Korruption: Ein Genfer Berufungsgericht hat den französisch-israelischen Milliardär Beny Steinmetz der Bestechung ausländischer Amtsträger schuldig gesprochen. Er soll bei der Vergabe von Schürfrechten in Guinea Schmiergeld in der Höhe von 8,5 Millionen Dollar an die vierte Ehefrau des verstorbenen Präsidenten bezahlt haben.
Die Top-Storys
Putins Cyberkrieg Die Moskauer IT-Firma NCT Vulkan entwickelt im Auftrag des russischen Verteidigungsministeriums und der Geheimdienste Infrastrukturen für staatliche Cyberangriffe und Desinformationskampagnen – gesteuert vom Kreml. Das zeigen investigative Recherchen von 50 Journalistinnen aus mehreren Medienhäusern. Wie die sogenannten «Vulkan-Files» durch ein Datenleck an die Medien gelangt sind und was sie enthüllen, erzählt eine Journalistin im Podcast der «Süddeutschen Zeitung».
Die Kehrseite des Booms Elektromobilität ist ein wesentlicher Bestandteil des Kampfes gegen die Klimakrise. Doch der Boom der Elektroautos hat eine dunkle Seite: die Abhängigkeit von bestimmten Rohstoffen. Ein Dokumentarfilm von «Arte» zeigt, wie in der Demokratischen Republik Kongo unter brutalen Bedingungen Kobalt geschürft wird und wie Chinas Dominanz auf dem Markt Europa in ein Abhängigkeitsverhältnis bringt.

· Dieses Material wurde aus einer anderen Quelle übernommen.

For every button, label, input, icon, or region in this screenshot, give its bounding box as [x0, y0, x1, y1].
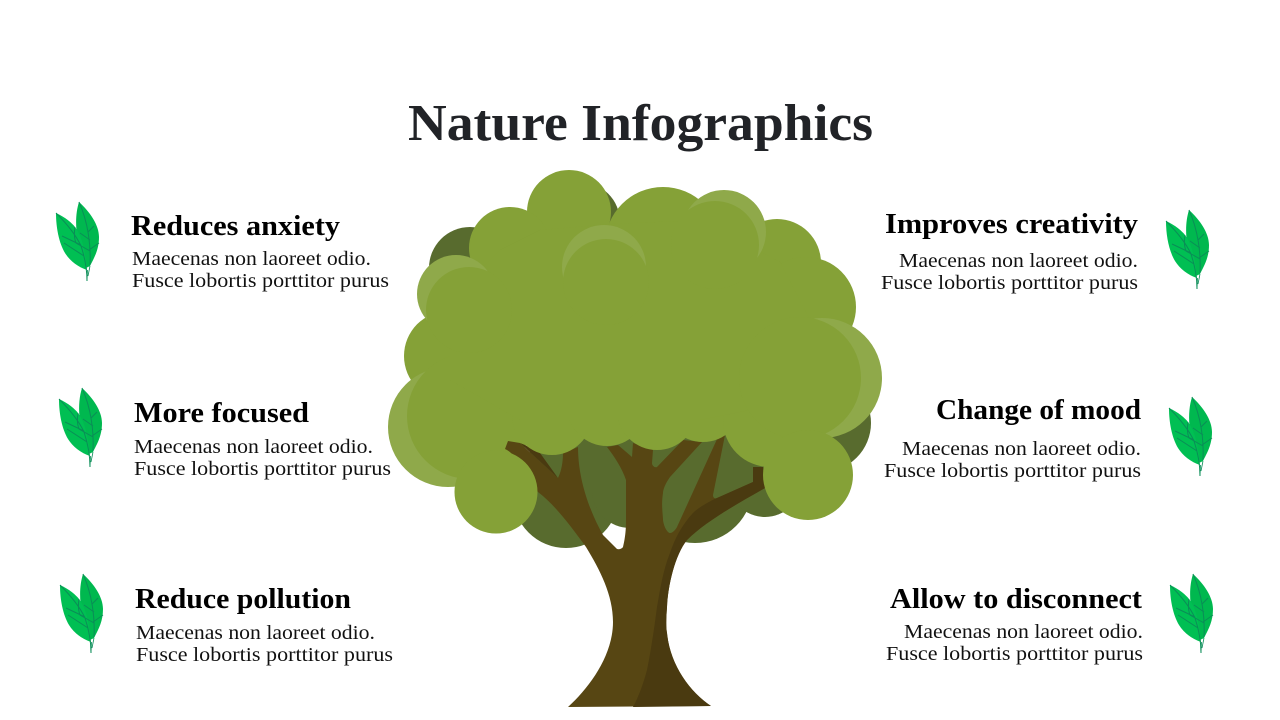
icon: leaf [1166, 210, 1209, 289]
text block [881, 250, 1138, 294]
heading: Improves creativity [885, 208, 1139, 240]
icon: leaf [56, 202, 99, 281]
text block: Fusce lobortis porttitor purus [886, 643, 1143, 665]
text block: Maecenas non laoreet odio. [136, 622, 375, 644]
item: Reduces anxiety [56, 202, 389, 292]
tree: lower foliage clusters [454, 430, 853, 534]
item: Change of mood [884, 394, 1212, 482]
text block: Fusce lobortis porttitor purus [881, 272, 1138, 294]
tree: big left foliage with crescent [388, 311, 533, 487]
icon: leaf [60, 574, 103, 653]
text block: Maecenas non laoreet odio. [134, 436, 373, 458]
text block: Fusce lobortis porttitor purus [132, 270, 389, 292]
text block: Fusce lobortis porttitor purus [136, 644, 393, 666]
text block: Maecenas non laoreet odio. [904, 621, 1143, 643]
heading: Reduce pollution [135, 583, 351, 615]
text block: Fusce lobortis porttitor purus [884, 460, 1141, 482]
illustration: tree [388, 170, 882, 707]
item: More focused [59, 388, 391, 480]
tree: dark back foliage [429, 182, 871, 548]
text block: Maecenas non laoreet odio. [902, 438, 1141, 460]
icon: leaf [1169, 397, 1212, 476]
tree: trunk and branches [505, 435, 765, 707]
text block: Maecenas non laoreet odio. [899, 250, 1138, 272]
tree: main canopy [450, 170, 856, 467]
text block [886, 621, 1143, 665]
text block: Fusce lobortis porttitor purus [134, 458, 391, 480]
icon: leaf [59, 388, 102, 467]
text block [134, 436, 391, 480]
item: Improves creativity [881, 208, 1209, 294]
heading: Change of mood [936, 394, 1141, 426]
heading: More focused [134, 397, 309, 429]
text block [136, 622, 393, 666]
text block [132, 248, 389, 292]
heading: Reduces anxiety [131, 210, 341, 242]
text block: Maecenas non laoreet odio. [132, 248, 371, 270]
tree: crescent highlights [417, 190, 882, 439]
icon: leaf [1170, 574, 1213, 653]
title: Nature Infographics [408, 95, 873, 152]
tree: trunk shadow [520, 443, 765, 707]
item: Allow to disconnect [886, 574, 1213, 665]
item: Reduce pollution [60, 574, 393, 666]
text block [884, 438, 1141, 482]
heading: Allow to disconnect [890, 583, 1142, 615]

Zeitzeugin «Autos fuhren ja noch fast keine», sagt Charlotte Kretschmann in Erinnerung an ihre frühe Kindheit. Mit 113 Jahren ist die gebürtige Breslauerin die älteste lebende Deutsche. Im Sonntagsinterview des Podcasts «Apokalypse & Filterkaffee» schildert Charlotte Kretschmann mit nahezu fotografischem Gedächtnis ihre Erfolge als junge Leichtathletin, Berufsweg, Ehe und Flucht im zweiten Weltkrieg. Und sie erzählt, was es bedeutet, alle anderen zu überleben.